The wave propagation characteristics in a stationary unbounded plasma in a static arbitrary magnetic field are reviewed. If the plasma is drifting, a Lorentz transformation can be made to obtain the ω-k relations in the reference frame where the plasma is moving. The transformation is a simple one for the slow waves with non-relativistic drift velocities. The modified waves for the drifting plasma have an important bearing on the instability of the transverse modes in a system of a drifting plasma in a plasma. The dispersion for bounded (cylindrical geometry) plasmas is studied, where the propagation vector is along the z-axis. The salient features of these waves are obtained by studying the circularly symmetric mode. The general features predicted by the quasi-static approximation are verified and the exact and quasi-static solutions are compared.

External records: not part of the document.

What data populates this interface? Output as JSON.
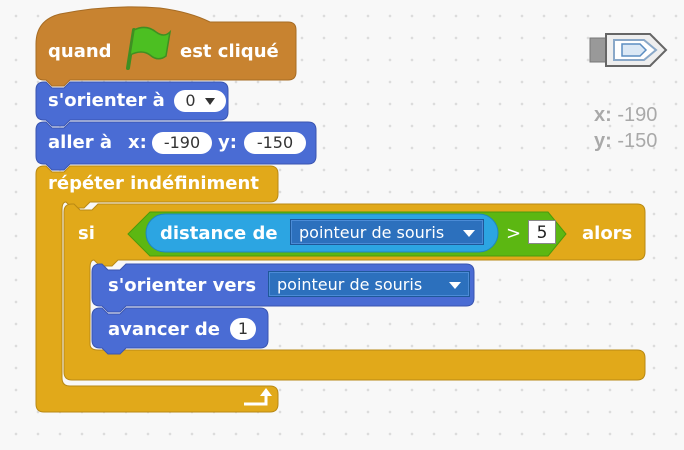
{
  "colors": {
    "events": "#c88330",
    "motion": "#4a6cd4",
    "control": "#e1a91a",
    "operators": "#5cb712",
    "sensing": "#2ca5e2"
  },
  "script": {
    "hat_when": "quand",
    "hat_flag_icon": "green-flag-icon",
    "hat_clicked": "est cliqué",
    "point_in_direction": {
      "label": "s'orienter à",
      "value": "0"
    },
    "go_to": {
      "label": "aller à",
      "x_label": "x:",
      "x_value": "-190",
      "y_label": "y:",
      "y_value": "-150"
    },
    "forever": "répéter indéfiniment",
    "if_label": "si",
    "distance": {
      "label": "distance de",
      "target": "pointeur de souris"
    },
    "greater_than": ">",
    "threshold": "5",
    "then_label": "alors",
    "point_towards": {
      "label": "s'orienter vers",
      "target": "pointeur de souris"
    },
    "move": {
      "label": "avancer de",
      "value": "1"
    },
    "loop_arrow_icon": "loop-arrow-icon"
  },
  "sprite": {
    "icon": "boat-sprite-icon",
    "x_label": "x:",
    "x_value": "-190",
    "y_label": "y:",
    "y_value": "-150"
  }
}
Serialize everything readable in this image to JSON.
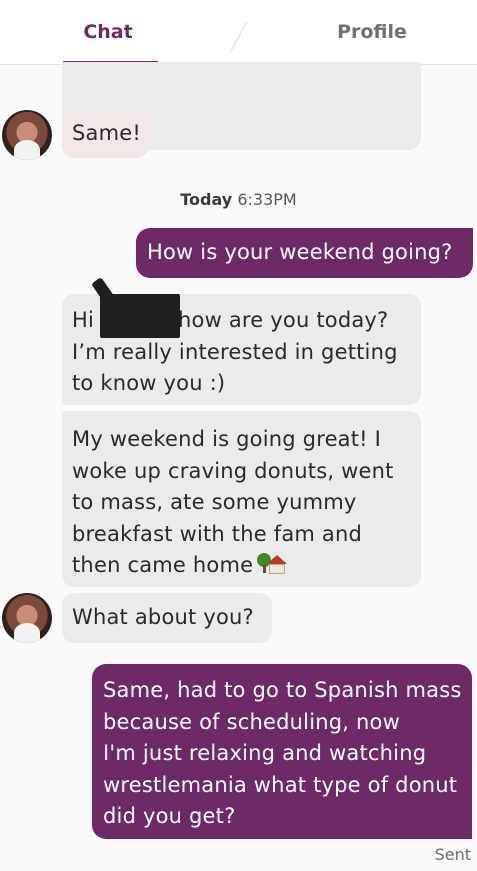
{
  "tabs": {
    "chat": "Chat",
    "profile": "Profile"
  },
  "timestamp": {
    "day": "Today",
    "time": "6:33PM"
  },
  "messages": {
    "same": "Same!",
    "weekend_question": "How is your weekend  going?",
    "greeting_hi": "Hi",
    "greeting_rest": "how are you today?",
    "greeting_line2": "I’m really interested in getting\nto know you :)",
    "weekend_reply": "My weekend is going great! I\nwoke up craving donuts, went\nto mass, ate some yummy\nbreakfast with the fam and\nthen came home",
    "what_about_you": "What about you?",
    "my_reply": "Same, had to go to Spanish mass\nbecause of scheduling, now\nI'm just relaxing and watching\nwrestlemania what type of donut\ndid you get?"
  },
  "status": {
    "sent": "Sent"
  },
  "colors": {
    "accent": "#6d2a67",
    "incoming_bubble": "#ebebec",
    "background": "#fbfafb"
  },
  "icons": {
    "house_with_garden": "house-with-garden-icon"
  }
}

The range of validity of the quasi-static approximation is determined and the h-values are plotted. As the radius becomes larger these modes evolve into the plane wave cases of the unbounded plasma. When a fast beam of charged particles, electrons, ions or a plasma, traverses a stationary plasma in a magnetic field, there is a possibility of unstable transverse modes of propagation. If the drifting particles are either electrons or ions, the circularly polarized waves exhibit an instability over a very narrow frequency range near the ion and electron cyclotron frequencies respectively. When a plasma drifts through a plasma, in addition to the instabilities noted above, there can be an instability near zero frequency, and the growth condition is determined. For typical parameter values these transverse modes have greater growth constants than the longitudinal mode. These unstable transverse modes have possible applications in the generation of high frequencies, and are possible explanations for various instabilities in the ionosphere.